Ein Leben ohne die Fotografie kann ich mir nicht vorstellen. Zum Leben mit Fotografie gehört für mich vor allem ein Leben mit den Fotografien an meinen Wänden. Dabei mische ich eigene mit erworbenen Prints. Das ist keine Sammlung, sondern eine persönliche Kollektion von Arbeiten, die mir größtenteils von den Fotografen aus Dank geschenkt oder auch auf mein Bitten hin großzügig überlassen wurden. So etwas war zu analogen Zeiten noch üblich, da waren sogar Pressefotos gelegentlich auf Barytpapier vergrößert. Es geht mir also nicht um den materiellen Wert, den ein Abzug möglicherweise darstellt, sondern um die visuelle Bereicherung.
Statt also immer nur daran zu denken, wie man seine eigenen Fotos an die Wand von Fremden bringt, soll diese heute beginnende Serie ermuntern, Arbeiten von anderen bei sich aufzuhängen. Ich beginne mit einem Motiv, das, seit ich es besitze, mein „Küchenbild“ ist, das heißt, seit 1990 in meiner jeweiligen Küche hängt. Das wird so bleiben, so lange ich eine Küche habe.
„Tina warming her feet at an oven, sitting on empty herbicide bucket, Edneyville, North Carolina, 1979“ ist aus der Serie „Fruit Tramps“ des US-amerikanischen Fotografen Herman LeRoy Emmet. Es zeigt die dreijährige Tina Tindal auf einem Eimer, in dem vorher Pflanzenschutzmittel waren, umgeben von Wänden aus Pappe in einer Hütte für Wanderarbeiter. Herman hat sieben Jahre lang die letzte weiße Familie der Wanderarbeiter begleitet, die von Ort zu Ort ziehen, um sich als Obstpflücker zu verdingen. Dabei hat er auch selbst mit angepackt. Kennengelernt habe ich den Fotografen seinerzeit auf dem Fotofestival in Arles, Frankreich.
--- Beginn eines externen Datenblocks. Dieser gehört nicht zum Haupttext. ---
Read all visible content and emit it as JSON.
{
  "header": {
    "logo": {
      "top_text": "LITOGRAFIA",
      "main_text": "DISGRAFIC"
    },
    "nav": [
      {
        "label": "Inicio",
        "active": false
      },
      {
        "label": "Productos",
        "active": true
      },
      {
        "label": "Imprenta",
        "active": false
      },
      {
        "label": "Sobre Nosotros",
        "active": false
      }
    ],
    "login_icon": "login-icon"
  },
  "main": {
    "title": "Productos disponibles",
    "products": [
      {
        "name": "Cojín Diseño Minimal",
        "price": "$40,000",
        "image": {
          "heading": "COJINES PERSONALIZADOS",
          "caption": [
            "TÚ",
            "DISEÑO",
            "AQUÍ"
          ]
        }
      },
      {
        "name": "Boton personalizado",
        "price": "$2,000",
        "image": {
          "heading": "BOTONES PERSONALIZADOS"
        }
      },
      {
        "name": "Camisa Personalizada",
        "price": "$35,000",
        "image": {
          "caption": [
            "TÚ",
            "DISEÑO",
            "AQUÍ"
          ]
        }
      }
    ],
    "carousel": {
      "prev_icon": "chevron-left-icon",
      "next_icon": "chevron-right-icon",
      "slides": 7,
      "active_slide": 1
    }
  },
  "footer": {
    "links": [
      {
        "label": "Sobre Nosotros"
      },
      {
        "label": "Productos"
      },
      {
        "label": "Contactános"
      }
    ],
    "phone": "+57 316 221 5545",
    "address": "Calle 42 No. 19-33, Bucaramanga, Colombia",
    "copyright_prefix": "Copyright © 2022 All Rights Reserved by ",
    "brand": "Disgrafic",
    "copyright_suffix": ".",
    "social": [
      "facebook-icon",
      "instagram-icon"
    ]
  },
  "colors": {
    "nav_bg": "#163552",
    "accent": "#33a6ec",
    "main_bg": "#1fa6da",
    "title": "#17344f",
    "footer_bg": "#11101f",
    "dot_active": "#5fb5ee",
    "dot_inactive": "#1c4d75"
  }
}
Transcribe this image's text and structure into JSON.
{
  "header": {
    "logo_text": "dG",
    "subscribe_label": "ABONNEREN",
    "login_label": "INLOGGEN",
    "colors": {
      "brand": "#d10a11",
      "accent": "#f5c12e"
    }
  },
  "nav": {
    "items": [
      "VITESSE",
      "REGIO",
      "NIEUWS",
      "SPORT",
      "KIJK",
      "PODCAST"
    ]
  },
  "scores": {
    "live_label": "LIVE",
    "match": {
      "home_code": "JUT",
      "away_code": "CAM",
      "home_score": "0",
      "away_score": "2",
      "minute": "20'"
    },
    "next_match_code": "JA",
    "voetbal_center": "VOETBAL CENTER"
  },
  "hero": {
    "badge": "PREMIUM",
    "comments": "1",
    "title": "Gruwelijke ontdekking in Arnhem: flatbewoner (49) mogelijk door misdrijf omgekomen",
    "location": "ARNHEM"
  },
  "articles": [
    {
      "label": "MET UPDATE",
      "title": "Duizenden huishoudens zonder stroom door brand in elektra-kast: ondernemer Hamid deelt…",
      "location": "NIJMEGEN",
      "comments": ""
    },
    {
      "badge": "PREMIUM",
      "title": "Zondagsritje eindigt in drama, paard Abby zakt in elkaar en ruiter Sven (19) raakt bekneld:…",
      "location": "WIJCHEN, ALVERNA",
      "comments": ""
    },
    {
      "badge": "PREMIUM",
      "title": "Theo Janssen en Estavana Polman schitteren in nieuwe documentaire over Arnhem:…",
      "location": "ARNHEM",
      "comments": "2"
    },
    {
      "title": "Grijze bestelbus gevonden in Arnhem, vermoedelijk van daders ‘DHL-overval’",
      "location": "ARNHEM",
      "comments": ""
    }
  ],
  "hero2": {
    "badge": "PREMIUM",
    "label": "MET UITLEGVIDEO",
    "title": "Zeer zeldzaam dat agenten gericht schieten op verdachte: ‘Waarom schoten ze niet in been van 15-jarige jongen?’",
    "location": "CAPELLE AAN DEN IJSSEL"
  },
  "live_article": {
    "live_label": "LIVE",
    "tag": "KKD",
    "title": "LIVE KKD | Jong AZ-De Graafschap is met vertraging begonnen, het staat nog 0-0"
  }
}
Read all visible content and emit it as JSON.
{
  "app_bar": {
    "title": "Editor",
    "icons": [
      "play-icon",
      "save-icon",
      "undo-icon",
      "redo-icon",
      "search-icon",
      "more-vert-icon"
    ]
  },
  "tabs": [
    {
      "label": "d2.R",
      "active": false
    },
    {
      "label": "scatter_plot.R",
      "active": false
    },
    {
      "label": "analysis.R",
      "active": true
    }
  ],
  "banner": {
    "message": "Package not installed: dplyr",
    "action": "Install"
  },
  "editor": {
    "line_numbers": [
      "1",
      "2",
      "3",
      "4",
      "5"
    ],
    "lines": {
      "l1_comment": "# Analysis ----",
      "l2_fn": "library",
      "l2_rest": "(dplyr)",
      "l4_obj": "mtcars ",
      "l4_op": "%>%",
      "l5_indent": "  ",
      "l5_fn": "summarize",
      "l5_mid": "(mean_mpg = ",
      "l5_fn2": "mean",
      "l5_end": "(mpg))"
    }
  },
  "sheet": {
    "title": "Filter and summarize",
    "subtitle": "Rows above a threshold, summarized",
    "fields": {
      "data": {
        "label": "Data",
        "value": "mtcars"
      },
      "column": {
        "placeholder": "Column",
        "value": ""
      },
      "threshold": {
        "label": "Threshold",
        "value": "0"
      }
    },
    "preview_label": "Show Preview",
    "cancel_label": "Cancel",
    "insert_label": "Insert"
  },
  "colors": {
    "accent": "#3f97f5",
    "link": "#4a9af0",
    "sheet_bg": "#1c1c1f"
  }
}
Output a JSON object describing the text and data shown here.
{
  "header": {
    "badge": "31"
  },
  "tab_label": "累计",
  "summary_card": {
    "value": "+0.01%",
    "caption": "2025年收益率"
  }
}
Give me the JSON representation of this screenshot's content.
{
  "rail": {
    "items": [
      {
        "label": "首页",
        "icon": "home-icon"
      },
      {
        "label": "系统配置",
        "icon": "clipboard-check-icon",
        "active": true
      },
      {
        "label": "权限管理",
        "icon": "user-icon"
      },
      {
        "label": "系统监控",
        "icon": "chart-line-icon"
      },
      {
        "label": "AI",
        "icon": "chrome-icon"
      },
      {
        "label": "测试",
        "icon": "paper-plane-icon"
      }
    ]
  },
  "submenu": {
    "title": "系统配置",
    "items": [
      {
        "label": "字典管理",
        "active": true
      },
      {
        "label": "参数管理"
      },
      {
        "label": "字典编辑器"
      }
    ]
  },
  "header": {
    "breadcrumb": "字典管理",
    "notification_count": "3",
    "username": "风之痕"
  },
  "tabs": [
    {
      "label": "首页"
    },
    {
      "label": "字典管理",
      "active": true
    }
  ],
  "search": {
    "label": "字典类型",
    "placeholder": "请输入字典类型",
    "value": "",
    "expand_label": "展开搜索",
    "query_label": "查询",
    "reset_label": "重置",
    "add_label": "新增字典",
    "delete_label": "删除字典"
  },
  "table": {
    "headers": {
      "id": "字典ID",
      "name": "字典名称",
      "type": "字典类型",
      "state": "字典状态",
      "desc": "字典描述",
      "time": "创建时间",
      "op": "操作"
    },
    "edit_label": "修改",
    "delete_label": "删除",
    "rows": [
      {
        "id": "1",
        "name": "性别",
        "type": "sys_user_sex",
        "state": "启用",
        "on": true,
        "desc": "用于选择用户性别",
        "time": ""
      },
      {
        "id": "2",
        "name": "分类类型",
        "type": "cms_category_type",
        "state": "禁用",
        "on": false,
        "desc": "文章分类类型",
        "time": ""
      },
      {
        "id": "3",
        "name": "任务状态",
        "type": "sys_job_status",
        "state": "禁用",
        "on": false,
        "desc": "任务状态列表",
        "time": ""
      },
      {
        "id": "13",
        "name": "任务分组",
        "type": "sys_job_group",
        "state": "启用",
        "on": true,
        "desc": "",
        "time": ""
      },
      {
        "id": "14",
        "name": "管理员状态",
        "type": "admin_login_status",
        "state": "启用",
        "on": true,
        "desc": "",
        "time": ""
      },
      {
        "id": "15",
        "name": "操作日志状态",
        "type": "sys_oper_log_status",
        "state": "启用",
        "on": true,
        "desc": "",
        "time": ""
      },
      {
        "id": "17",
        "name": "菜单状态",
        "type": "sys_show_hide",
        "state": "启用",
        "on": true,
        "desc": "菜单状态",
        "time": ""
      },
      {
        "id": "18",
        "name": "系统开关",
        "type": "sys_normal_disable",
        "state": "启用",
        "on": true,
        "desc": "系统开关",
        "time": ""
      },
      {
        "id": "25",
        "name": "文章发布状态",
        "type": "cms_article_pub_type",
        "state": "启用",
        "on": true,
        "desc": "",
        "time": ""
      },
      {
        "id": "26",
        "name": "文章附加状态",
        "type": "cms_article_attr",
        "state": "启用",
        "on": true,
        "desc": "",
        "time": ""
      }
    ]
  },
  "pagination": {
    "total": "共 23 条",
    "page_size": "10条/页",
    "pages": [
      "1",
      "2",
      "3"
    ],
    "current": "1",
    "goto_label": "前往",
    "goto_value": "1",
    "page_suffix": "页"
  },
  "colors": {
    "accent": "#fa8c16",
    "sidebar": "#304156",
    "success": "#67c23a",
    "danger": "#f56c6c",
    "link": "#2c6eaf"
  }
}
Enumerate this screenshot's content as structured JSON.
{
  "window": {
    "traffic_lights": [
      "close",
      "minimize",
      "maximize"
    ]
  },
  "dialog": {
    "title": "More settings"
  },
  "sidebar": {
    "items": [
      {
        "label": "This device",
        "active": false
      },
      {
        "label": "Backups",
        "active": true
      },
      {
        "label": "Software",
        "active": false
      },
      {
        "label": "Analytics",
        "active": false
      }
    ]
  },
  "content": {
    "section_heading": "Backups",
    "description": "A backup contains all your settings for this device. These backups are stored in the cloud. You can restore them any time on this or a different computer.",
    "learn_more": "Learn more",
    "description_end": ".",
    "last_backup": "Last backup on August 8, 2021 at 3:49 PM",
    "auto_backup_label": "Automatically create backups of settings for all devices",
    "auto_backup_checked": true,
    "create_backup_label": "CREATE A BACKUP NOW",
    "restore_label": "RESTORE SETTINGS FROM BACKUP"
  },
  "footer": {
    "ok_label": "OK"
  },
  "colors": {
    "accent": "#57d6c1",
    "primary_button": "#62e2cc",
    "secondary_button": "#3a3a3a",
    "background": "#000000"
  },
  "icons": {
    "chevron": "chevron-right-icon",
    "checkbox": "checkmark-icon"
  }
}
Da ich ja schon etwas länger in der Branche bin, hatte ich das Vergnügen, etlichen berühmten Fotografen in Person zu begegnen. Gisèle Freund habe ich interviewt, mit Helmut Newton gegessen, für Larry Fink gekocht und von Bruce Gilden ein Foto gemacht. Aber ausgerechnet Herman LeRoy Emmet, der nicht mal mehr so recht als Fotograf aktiv ist, sondern seit Ewigkeiten als Makler in den Hamptons lebt, hat meinen Glauben an das Gute, Wahre und Schöne in der Fotografie wie kaum ein anderer befördert. Die „Fruit Tramps“ sind berührend und unglaublich intensiv, die Hinwendung des Fotografen zur Familie Tindal herzlich und ehrlich. Die Diskrepanz zwischen der Herkunft des Fotografen und dem Milieu, in das er so intensiv eintauchte, ist so groß, dass es mich damals fast umgehauen hat. Und ganz sicher hat es mich auch ermutigt, später selbst über Jahre ein freies Projekt zu fotografieren.
In den vergangenen Jahren habe ich immer wieder einmal versucht, die Spur von Herman aufzunehmen. Jetzt fand ich auf einem Blog einen Eintrag, dass es jemandem ähnlich ging. Da wird Herman LeRoy Emmet ein großer Einfluss auf die Musik des Bloggers attestiert. Dort fand ich auch den Link zu einer Hamptons-Website, auf der Herman erscheint und sogar schreibt, dass er für das deutsche GEO die Tindals 1992 noch einmal aufsuchte und fotografierte. Und aus einem Kommentar muss man leider auch entnehmen, dass Herman an Parkinson leidet und dies das Ende seiner Karriere als Fotograf bedeutete, der für National Geographic und Life fotografiert hatte. Die „Fruit Tramps“ blieben seine einzige dokumentarische Serie. Aber was für eine! Sie hat das Leben der Fotografierten vielleicht sogar weniger beeinflußt als das von allen, die das Glück hatten, damit in Berührung zu kommen. Thank you, Herman!
2 Antworten
Bilder von anderen aufzuhängen – sie zu Begleitern zu machen – geht nur wenn man einen Bezug zu ihnen hat. Ansonsten ist es pures Sammeln.
Ich sammle Fotografien und habe trotzdem einen Bezug zu jeden einzelnen gekauften Bild. Auch wenn ich den Fotografen nicht persönlich kenne. Und natürlich hänge ich sie auch auf, weil die Fotos besser als meine eigenen sind.
Schade das kaum ein Fotograf (ob Profi oder Amateur) bereit ist, Geld für ein „Konkurrenz-Produkt“ auszugeben. Kann man ja alles selber viel besser.
Tina würde mir auch in meiner Küche gut gefallen.